Millennials: they are selfish, narcissistic, lazy, entitled, and permanently attached to their phones. If they’re not tweeting the latest inconsequential life update, then they’re posting a continuous stream of selfies. They expect instant gratification and are baffled when they don’t receive what they demand. The list of stereotypes continues, little of it flattering.
Regardless, brands and advertisers are racing to appeal to this generation. Born between 1981 and 2000, millennials represent the largest generational group in the history of the United States, with over 84 million people. They will make up half of the national workforce by 2020 and will hold significant sway over brands with their purchasing power. With so many companies vying for the attention of an already distracted group, Scratch’s Anne Hubert offered new insights about how to engage this demographic. (See below for a full video of the presentation.)

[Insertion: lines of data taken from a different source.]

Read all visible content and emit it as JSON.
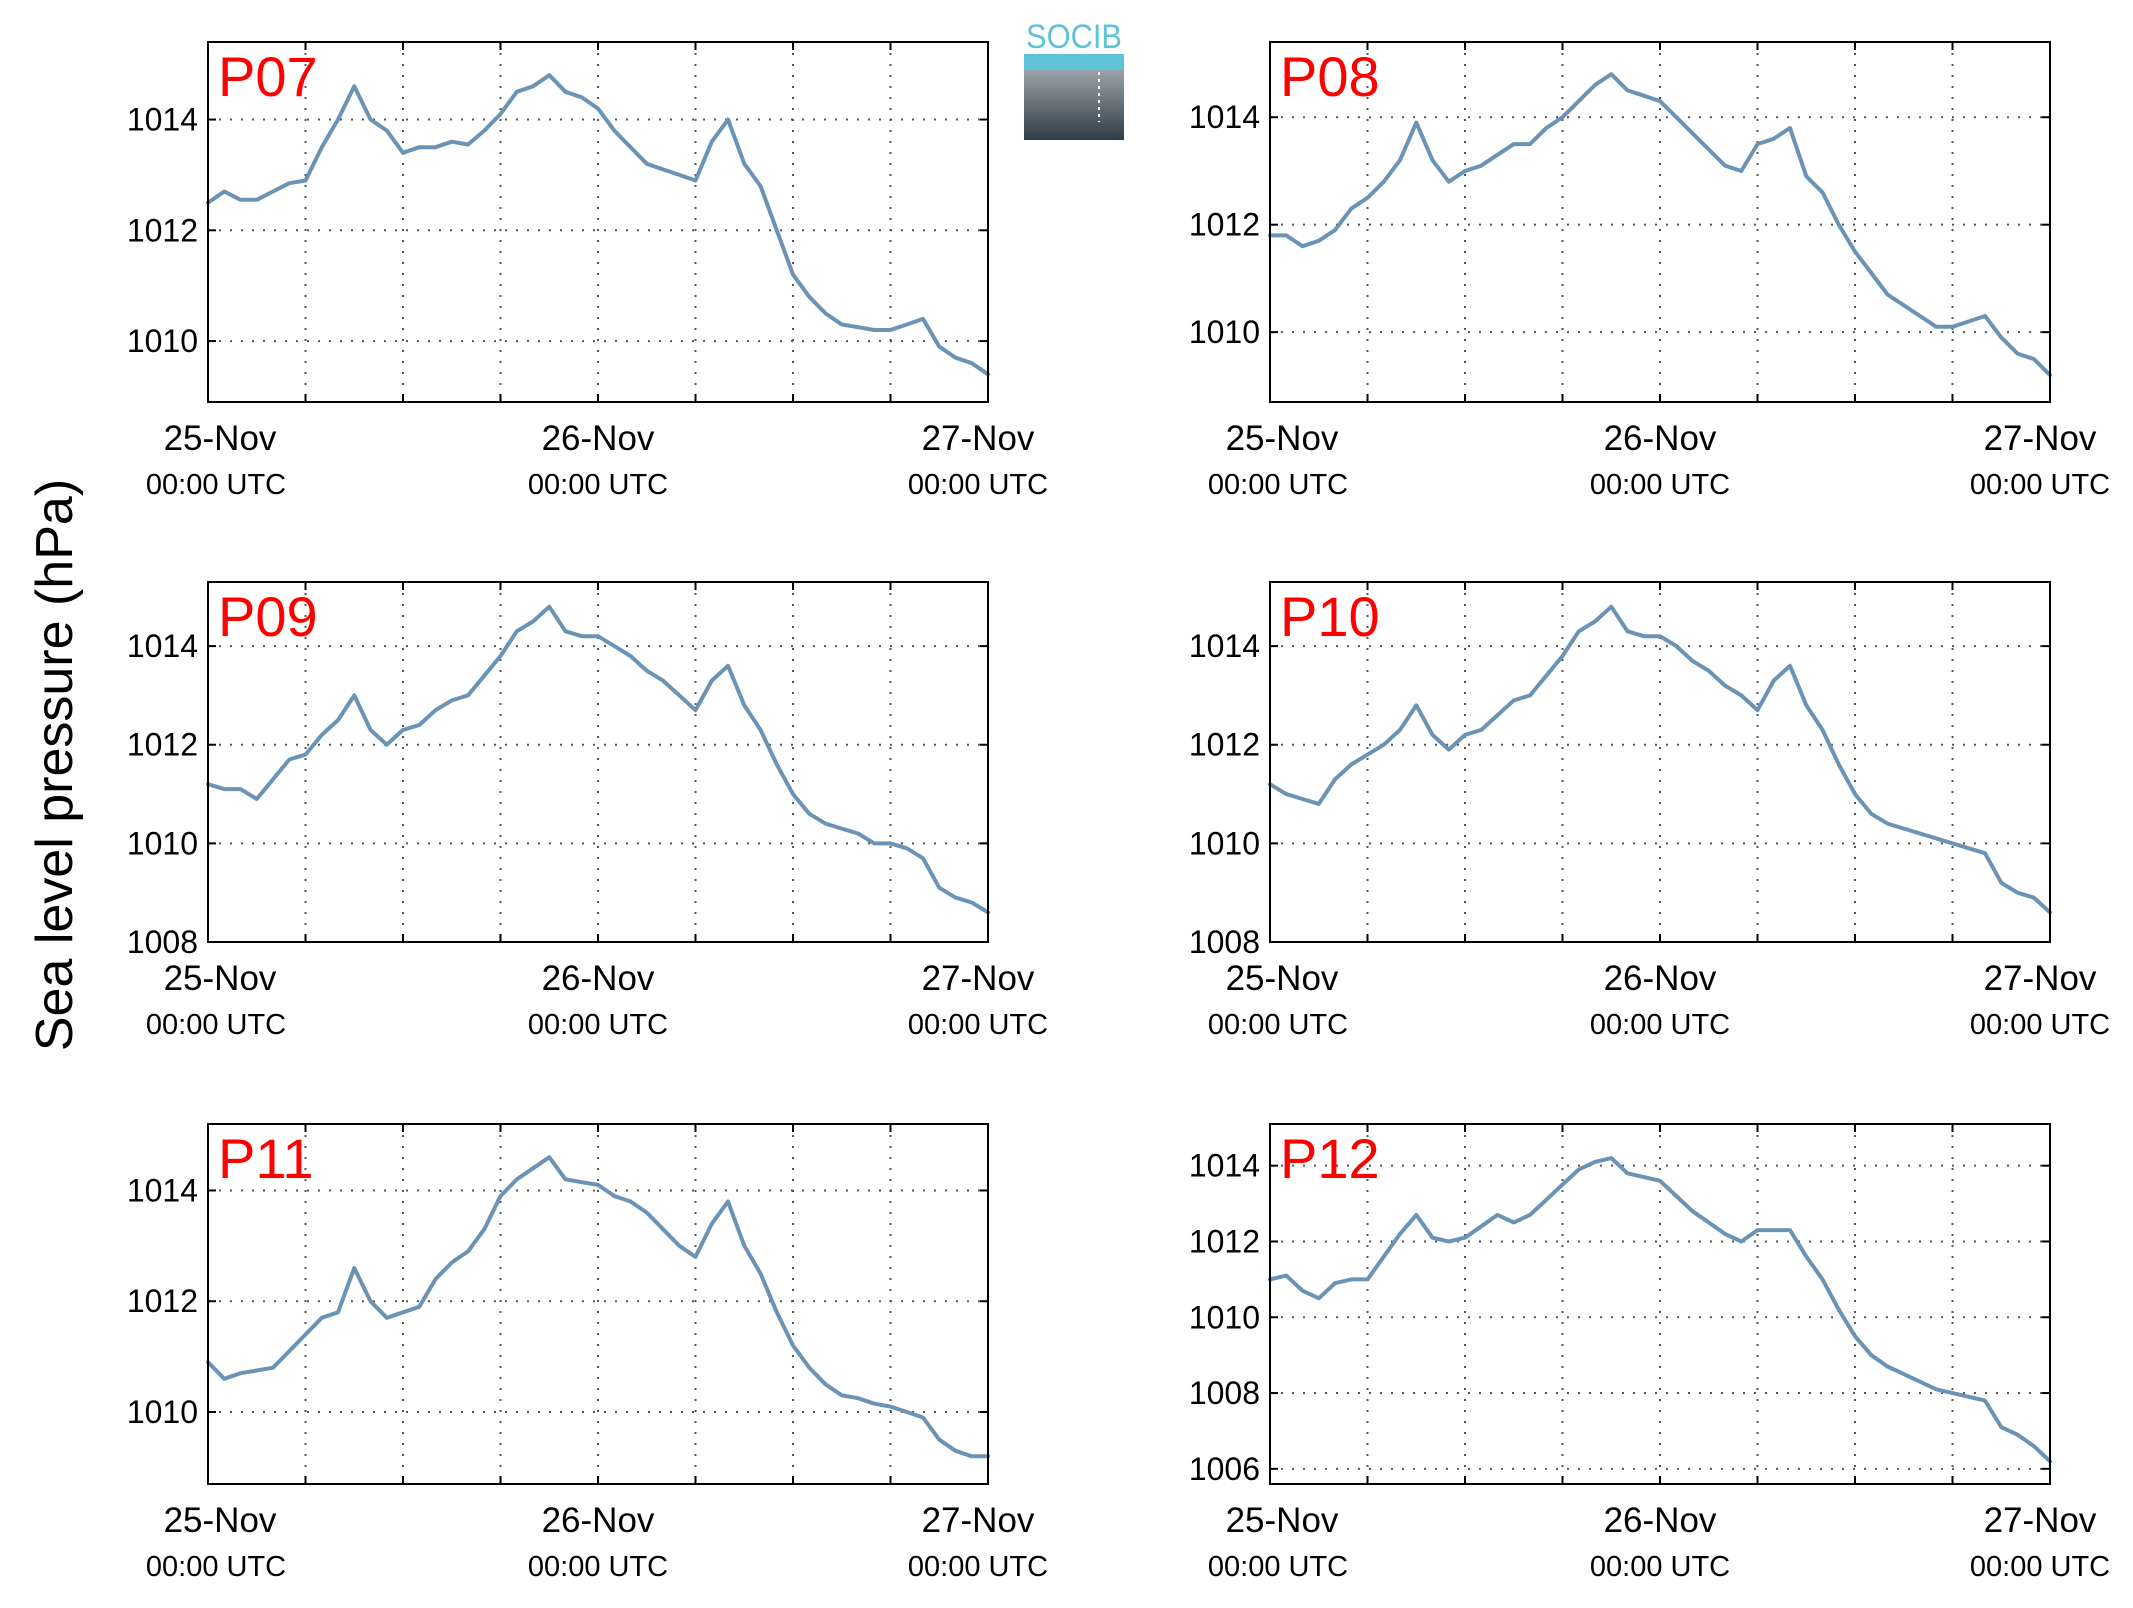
{
  "figure": {
    "ylabel": "Sea level pressure (hPa)",
    "logo_text": "SOCIB",
    "colors": {
      "line": "#6b93b5",
      "panel_label": "#ff0000",
      "axis": "#000000",
      "grid": "#555555",
      "logo_top": "#5ec3d6",
      "logo_bottom": "#2f3c46"
    }
  },
  "chart_data": [
    {
      "type": "line",
      "label": "P07",
      "xticks": [
        {
          "date": "25-Nov",
          "time": "00:00 UTC"
        },
        {
          "date": "26-Nov",
          "time": "00:00 UTC"
        },
        {
          "date": "27-Nov",
          "time": "00:00 UTC"
        }
      ],
      "x_minor_hours": [
        6,
        12,
        18,
        30,
        36,
        42
      ],
      "xlim": [
        "2019-11-25T00:00Z",
        "2019-11-27T00:00Z"
      ],
      "ylim": [
        1008.9,
        1015.4
      ],
      "yticks": [
        1010,
        1012,
        1014
      ],
      "grid": true,
      "x_hours": [
        0,
        1,
        2,
        3,
        4,
        5,
        6,
        7,
        8,
        9,
        10,
        11,
        12,
        13,
        14,
        15,
        16,
        17,
        18,
        19,
        20,
        21,
        22,
        23,
        24,
        25,
        26,
        27,
        28,
        29,
        30,
        31,
        32,
        33,
        34,
        35,
        36,
        37,
        38,
        39,
        40,
        41,
        42,
        43,
        44,
        45,
        46,
        47,
        48
      ],
      "values": [
        1012.5,
        1012.7,
        1012.55,
        1012.55,
        1012.7,
        1012.85,
        1012.9,
        1013.5,
        1014.0,
        1014.6,
        1014.0,
        1013.8,
        1013.4,
        1013.5,
        1013.5,
        1013.6,
        1013.55,
        1013.8,
        1014.1,
        1014.5,
        1014.6,
        1014.8,
        1014.5,
        1014.4,
        1014.2,
        1013.8,
        1013.5,
        1013.2,
        1013.1,
        1013.0,
        1012.9,
        1013.6,
        1014.0,
        1013.2,
        1012.8,
        1012.0,
        1011.2,
        1010.8,
        1010.5,
        1010.3,
        1010.25,
        1010.2,
        1010.2,
        1010.3,
        1010.4,
        1009.9,
        1009.7,
        1009.6,
        1009.4
      ]
    },
    {
      "type": "line",
      "label": "P08",
      "xticks": [
        {
          "date": "25-Nov",
          "time": "00:00 UTC"
        },
        {
          "date": "26-Nov",
          "time": "00:00 UTC"
        },
        {
          "date": "27-Nov",
          "time": "00:00 UTC"
        }
      ],
      "x_minor_hours": [
        6,
        12,
        18,
        30,
        36,
        42
      ],
      "xlim": [
        "2019-11-25T00:00Z",
        "2019-11-27T00:00Z"
      ],
      "ylim": [
        1008.7,
        1015.4
      ],
      "yticks": [
        1010,
        1012,
        1014
      ],
      "grid": true,
      "x_hours": [
        0,
        1,
        2,
        3,
        4,
        5,
        6,
        7,
        8,
        9,
        10,
        11,
        12,
        13,
        14,
        15,
        16,
        17,
        18,
        19,
        20,
        21,
        22,
        23,
        24,
        25,
        26,
        27,
        28,
        29,
        30,
        31,
        32,
        33,
        34,
        35,
        36,
        37,
        38,
        39,
        40,
        41,
        42,
        43,
        44,
        45,
        46,
        47,
        48
      ],
      "values": [
        1011.8,
        1011.8,
        1011.6,
        1011.7,
        1011.9,
        1012.3,
        1012.5,
        1012.8,
        1013.2,
        1013.9,
        1013.2,
        1012.8,
        1013.0,
        1013.1,
        1013.3,
        1013.5,
        1013.5,
        1013.8,
        1014.0,
        1014.3,
        1014.6,
        1014.8,
        1014.5,
        1014.4,
        1014.3,
        1014.0,
        1013.7,
        1013.4,
        1013.1,
        1013.0,
        1013.5,
        1013.6,
        1013.8,
        1012.9,
        1012.6,
        1012.0,
        1011.5,
        1011.1,
        1010.7,
        1010.5,
        1010.3,
        1010.1,
        1010.1,
        1010.2,
        1010.3,
        1009.9,
        1009.6,
        1009.5,
        1009.2
      ]
    },
    {
      "type": "line",
      "label": "P09",
      "xticks": [
        {
          "date": "25-Nov",
          "time": "00:00 UTC"
        },
        {
          "date": "26-Nov",
          "time": "00:00 UTC"
        },
        {
          "date": "27-Nov",
          "time": "00:00 UTC"
        }
      ],
      "x_minor_hours": [
        6,
        12,
        18,
        30,
        36,
        42
      ],
      "xlim": [
        "2019-11-25T00:00Z",
        "2019-11-27T00:00Z"
      ],
      "ylim": [
        1008,
        1015.3
      ],
      "yticks": [
        1008,
        1010,
        1012,
        1014
      ],
      "grid": true,
      "x_hours": [
        0,
        1,
        2,
        3,
        4,
        5,
        6,
        7,
        8,
        9,
        10,
        11,
        12,
        13,
        14,
        15,
        16,
        17,
        18,
        19,
        20,
        21,
        22,
        23,
        24,
        25,
        26,
        27,
        28,
        29,
        30,
        31,
        32,
        33,
        34,
        35,
        36,
        37,
        38,
        39,
        40,
        41,
        42,
        43,
        44,
        45,
        46,
        47,
        48
      ],
      "values": [
        1011.2,
        1011.1,
        1011.1,
        1010.9,
        1011.3,
        1011.7,
        1011.8,
        1012.2,
        1012.5,
        1013.0,
        1012.3,
        1012.0,
        1012.3,
        1012.4,
        1012.7,
        1012.9,
        1013.0,
        1013.4,
        1013.8,
        1014.3,
        1014.5,
        1014.8,
        1014.3,
        1014.2,
        1014.2,
        1014.0,
        1013.8,
        1013.5,
        1013.3,
        1013.0,
        1012.7,
        1013.3,
        1013.6,
        1012.8,
        1012.3,
        1011.6,
        1011.0,
        1010.6,
        1010.4,
        1010.3,
        1010.2,
        1010.0,
        1010.0,
        1009.9,
        1009.7,
        1009.1,
        1008.9,
        1008.8,
        1008.6
      ]
    },
    {
      "type": "line",
      "label": "P10",
      "xticks": [
        {
          "date": "25-Nov",
          "time": "00:00 UTC"
        },
        {
          "date": "26-Nov",
          "time": "00:00 UTC"
        },
        {
          "date": "27-Nov",
          "time": "00:00 UTC"
        }
      ],
      "x_minor_hours": [
        6,
        12,
        18,
        30,
        36,
        42
      ],
      "xlim": [
        "2019-11-25T00:00Z",
        "2019-11-27T00:00Z"
      ],
      "ylim": [
        1008,
        1015.3
      ],
      "yticks": [
        1008,
        1010,
        1012,
        1014
      ],
      "grid": true,
      "x_hours": [
        0,
        1,
        2,
        3,
        4,
        5,
        6,
        7,
        8,
        9,
        10,
        11,
        12,
        13,
        14,
        15,
        16,
        17,
        18,
        19,
        20,
        21,
        22,
        23,
        24,
        25,
        26,
        27,
        28,
        29,
        30,
        31,
        32,
        33,
        34,
        35,
        36,
        37,
        38,
        39,
        40,
        41,
        42,
        43,
        44,
        45,
        46,
        47,
        48
      ],
      "values": [
        1011.2,
        1011.0,
        1010.9,
        1010.8,
        1011.3,
        1011.6,
        1011.8,
        1012.0,
        1012.3,
        1012.8,
        1012.2,
        1011.9,
        1012.2,
        1012.3,
        1012.6,
        1012.9,
        1013.0,
        1013.4,
        1013.8,
        1014.3,
        1014.5,
        1014.8,
        1014.3,
        1014.2,
        1014.2,
        1014.0,
        1013.7,
        1013.5,
        1013.2,
        1013.0,
        1012.7,
        1013.3,
        1013.6,
        1012.8,
        1012.3,
        1011.6,
        1011.0,
        1010.6,
        1010.4,
        1010.3,
        1010.2,
        1010.1,
        1010.0,
        1009.9,
        1009.8,
        1009.2,
        1009.0,
        1008.9,
        1008.6
      ]
    },
    {
      "type": "line",
      "label": "P11",
      "xticks": [
        {
          "date": "25-Nov",
          "time": "00:00 UTC"
        },
        {
          "date": "26-Nov",
          "time": "00:00 UTC"
        },
        {
          "date": "27-Nov",
          "time": "00:00 UTC"
        }
      ],
      "x_minor_hours": [
        6,
        12,
        18,
        30,
        36,
        42
      ],
      "xlim": [
        "2019-11-25T00:00Z",
        "2019-11-27T00:00Z"
      ],
      "ylim": [
        1008.7,
        1015.2
      ],
      "yticks": [
        1010,
        1012,
        1014
      ],
      "grid": true,
      "x_hours": [
        0,
        1,
        2,
        3,
        4,
        5,
        6,
        7,
        8,
        9,
        10,
        11,
        12,
        13,
        14,
        15,
        16,
        17,
        18,
        19,
        20,
        21,
        22,
        23,
        24,
        25,
        26,
        27,
        28,
        29,
        30,
        31,
        32,
        33,
        34,
        35,
        36,
        37,
        38,
        39,
        40,
        41,
        42,
        43,
        44,
        45,
        46,
        47,
        48
      ],
      "values": [
        1010.9,
        1010.6,
        1010.7,
        1010.75,
        1010.8,
        1011.1,
        1011.4,
        1011.7,
        1011.8,
        1012.6,
        1012.0,
        1011.7,
        1011.8,
        1011.9,
        1012.4,
        1012.7,
        1012.9,
        1013.3,
        1013.9,
        1014.2,
        1014.4,
        1014.6,
        1014.2,
        1014.15,
        1014.1,
        1013.9,
        1013.8,
        1013.6,
        1013.3,
        1013.0,
        1012.8,
        1013.4,
        1013.8,
        1013.0,
        1012.5,
        1011.8,
        1011.2,
        1010.8,
        1010.5,
        1010.3,
        1010.25,
        1010.15,
        1010.1,
        1010.0,
        1009.9,
        1009.5,
        1009.3,
        1009.2,
        1009.2
      ]
    },
    {
      "type": "line",
      "label": "P12",
      "xticks": [
        {
          "date": "25-Nov",
          "time": "00:00 UTC"
        },
        {
          "date": "26-Nov",
          "time": "00:00 UTC"
        },
        {
          "date": "27-Nov",
          "time": "00:00 UTC"
        }
      ],
      "x_minor_hours": [
        6,
        12,
        18,
        30,
        36,
        42
      ],
      "xlim": [
        "2019-11-25T00:00Z",
        "2019-11-27T00:00Z"
      ],
      "ylim": [
        1005.6,
        1015.1
      ],
      "yticks": [
        1006,
        1008,
        1010,
        1012,
        1014
      ],
      "grid": true,
      "x_hours": [
        0,
        1,
        2,
        3,
        4,
        5,
        6,
        7,
        8,
        9,
        10,
        11,
        12,
        13,
        14,
        15,
        16,
        17,
        18,
        19,
        20,
        21,
        22,
        23,
        24,
        25,
        26,
        27,
        28,
        29,
        30,
        31,
        32,
        33,
        34,
        35,
        36,
        37,
        38,
        39,
        40,
        41,
        42,
        43,
        44,
        45,
        46,
        47,
        48
      ],
      "values": [
        1011.0,
        1011.1,
        1010.7,
        1010.5,
        1010.9,
        1011.0,
        1011.0,
        1011.6,
        1012.2,
        1012.7,
        1012.1,
        1012.0,
        1012.1,
        1012.4,
        1012.7,
        1012.5,
        1012.7,
        1013.1,
        1013.5,
        1013.9,
        1014.1,
        1014.2,
        1013.8,
        1013.7,
        1013.6,
        1013.2,
        1012.8,
        1012.5,
        1012.2,
        1012.0,
        1012.3,
        1012.3,
        1012.3,
        1011.6,
        1011.0,
        1010.2,
        1009.5,
        1009.0,
        1008.7,
        1008.5,
        1008.3,
        1008.1,
        1008.0,
        1007.9,
        1007.8,
        1007.1,
        1006.9,
        1006.6,
        1006.2
      ]
    }
  ]
}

Scratch is a division of Viacom that uses the company’s range of media networks to better understand millennials. Over the past few years, Hubert and her team have been able to generate unique insights—she listed 13 at this year’s Customer Insights Conference—that show a multidimensional picture of millennials extending beyond selfies and social media. If companies are unable to stay relevant to this powerful group, they risk losing one of their largest demographics.
For instance, Hubert noted that millennials possess a deep and contradictory mix of drive and insecurity. They are confident that they will achieve success in the future—after all, they’ve been earning 12th-place medals for participation since elementary school. At the same time, an environment where everyone from parents to teachers is saying you’ll be great has inspired insecurity around living up to one’s potential. Hubert showed how Levi’s has tapped into this contradiction.
It’s also important to realize that millennials do not seek to rebel from authority, like generations before them, but rather to work with authority. Careers are something always on their minds—they look for jobs they are truly passionate about, and want to work for brands they genuinely believe in. In the office, millennials are interested in cultivating relationships around mentorship and guidance rather than simply following orders from a distant and disengaged boss.
Millennial influence also extends beyond their own purchases. This generation grew up at the center of family life and parents of this generation are their biggest supporters and confidants, attending every soccer match, dance recital, or school play. With their appetite for technology and quick access to unlimited information, millennials act as “CTOs of the family,” said Hubert, playing a significant role in deciding everything from where to go for family vacation to which brands to buy for a new dishwasher or afterschool snack.
According to Hubert, brands need to be both loved and be different in order to stay appealing to millennials. Entire industries risk being disrupted if there are no attractive options; banking, for instance, is at particularly high risk. In one survey that Hubert presented, millennials feel little to no loyalty to their particular bank, believing there to be few differences between the many options. This leaves the opportunity for new startups to disrupt the industry with innovative ideas that offer appealing financial services, like improved mobile banking or linked mobile payments and social networks.
Millennials are not an easy demographic to please, as they are constantly challenging brands to be more innovative. By better understanding their mindset, brands can not only differentiate themselves, but also gain millennial love—the two essential ingredients for remaining relevant during this generational upheaval.